2016 hatte die Spezialfirma des angeklagten Bauführers den Auftrag, den Grundablass zu sanieren, dabei die alte giftige Farbe zu entfernen und eine neue aufzutragen. Weil man wusste, wie heikel die Arbeiten sind, traf man entsprechende Vorkehrungen. Die Baustelle wurde abgedichtet und in Unterdruck versetzt. So sollten bei den Sandstrahlarbeiten keine Schadstoffe in die Umgebung gelangen.

In der Nacht auf den 22. September 2016 aber passierte die Panne. Bei den nächtlichen Arbeiten gab es laut der Bündner Staatsanwaltschaft ein Leck, giftiger Staub gelangte über einen undichten Kabelkanal nach draussen ins Innere der Staumauer. Am nächsten Morgen sahen andere Arbeiter den Schaden und schlugen Alarm.

Ein paar Wochen später nahmen die Engadiner Kraftwerke Proben aus dem Spöl. Die böse Überraschung: Die PCB-Belastung im Fluss war viel zu hoch. Spätere Berechnungen des kantonalen Umweltamts zeigten, dass nicht der Sanierungsunfall allein an der hohen PCB-Belastung schuld sein dürfte. Schon vorher sind laut Berechnungen des kantonalen Amts 85 Prozent der Gesamtmenge des PCB's im Spöl aus der Staumauer in den Bach gelangt – ob durch Abrieb oder Pannen ist unklar. Vor Gericht behandelt wurde nun der Unfall bei den Sanierungsarbeiten 2016.

Angeklagt war der Bauführer einer Spezialfirma für Korrosionsschutzarbeiten. Er verantwortete die Baustelle in der Staumauer (siehe Kasten). Die Vorwürfe: Eine mangelhafte Kontrolle der abgedichteten Baustelle sei der Grund für das Leck, zudem habe er die Arbeitenden nicht richtig instruiert. Es sei den Mitarbeitern nicht bewusst gewesen, wie wichtig es sei, dass konstant ein Unterdruck auf der Baustelle herrsche.

Auf der Baustelle war ein Unterdruckmessgerät installiert, das in jener Nacht mehrmals Alarm schlug. Laut der Staatsanwaltschaft wussten die Anwesenden aber nicht, wie sie zu reagieren hatten. Nach mehreren Alarmsignalen habe ein Arbeiter dem Gerät den Stecker gezogen.

Gutachten entlastete Angeklagten

Der Anwalt des Angeklagten argumentierte: Ein solches Messgerät sei nicht Pflicht, deshalb liege auch keine Pflichtverletzung vor. Vor Gericht trat auch ein von der Firma beauftragter Gutachter auf. Er widersprach der Staatsanwaltschaft: «Es gab keine Leckage.» Schuld seien vielmehr die EKW, das Sanierungsprojekt sei schlecht geplant gewesen.

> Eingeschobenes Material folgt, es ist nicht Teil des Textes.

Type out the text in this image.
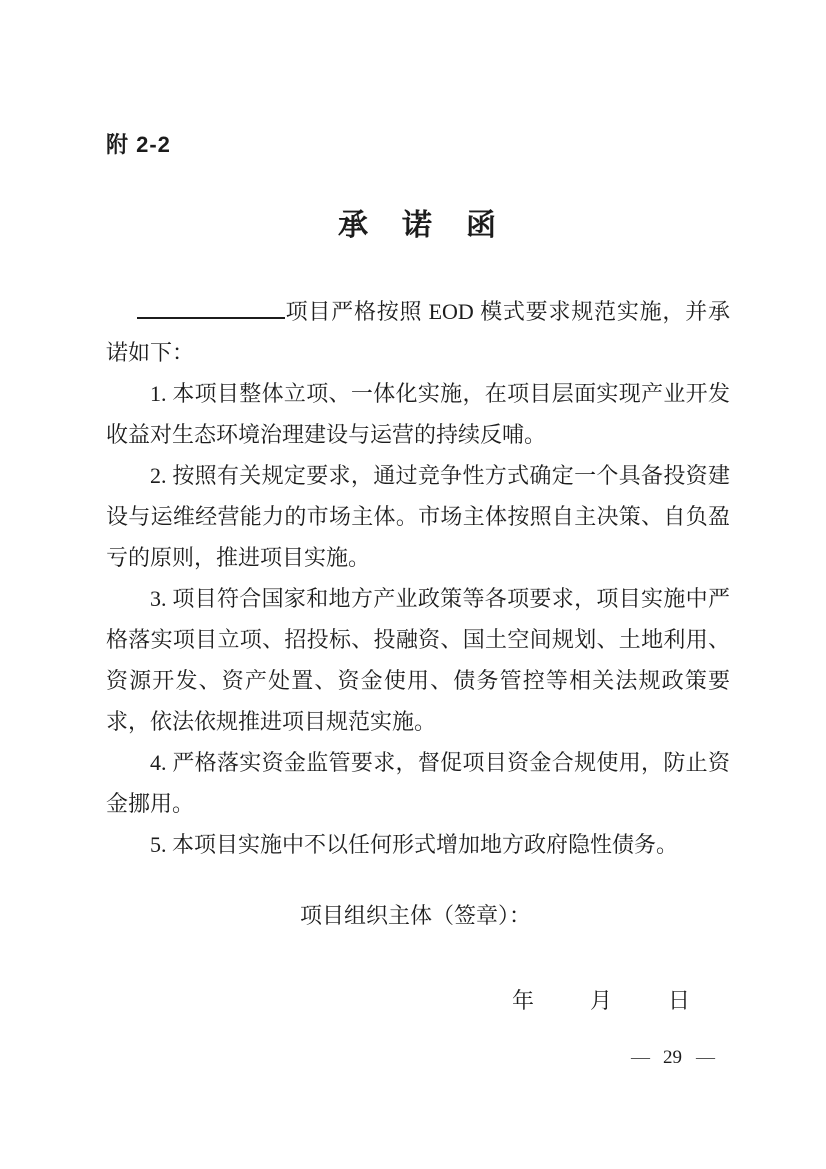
附 2-2
承　诺　函

项目严格按照 EOD 模式要求规范实施，并承诺如下：

1. 本项目整体立项、一体化实施，在项目层面实现产业开发收益对生态环境治理建设与运营的持续反哺。

2. 按照有关规定要求，通过竞争性方式确定一个具备投资建设与运维经营能力的市场主体。市场主体按照自主决策、自负盈亏的原则，推进项目实施。

3. 项目符合国家和地方产业政策等各项要求，项目实施中严格落实项目立项、招投标、投融资、国土空间规划、土地利用、资源开发、资产处置、资金使用、债务管控等相关法规政策要求，依法依规推进项目规范实施。

4. 严格落实资金监管要求，督促项目资金合规使用，防止资金挪用。

5. 本项目实施中不以任何形式增加地方政府隐性债务。

项目组织主体（签章）：
年	月	日
— 29 —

Laut dem Gutachter habe es in der Staumauer wegen einer schlecht gelegten, offenen Wasserleitung einen extremen Luftsog gegeben, was eine Unterdruckbaustelle verunmöglicht habe. Der Anwalt doppelte nach: Der PCB-Staub sei quasi aus der Baustelle gesogen worden. Der Bauführer habe nicht damit rechnen können und sei von den EKW nicht über den starken Luftzug informiert gewesen.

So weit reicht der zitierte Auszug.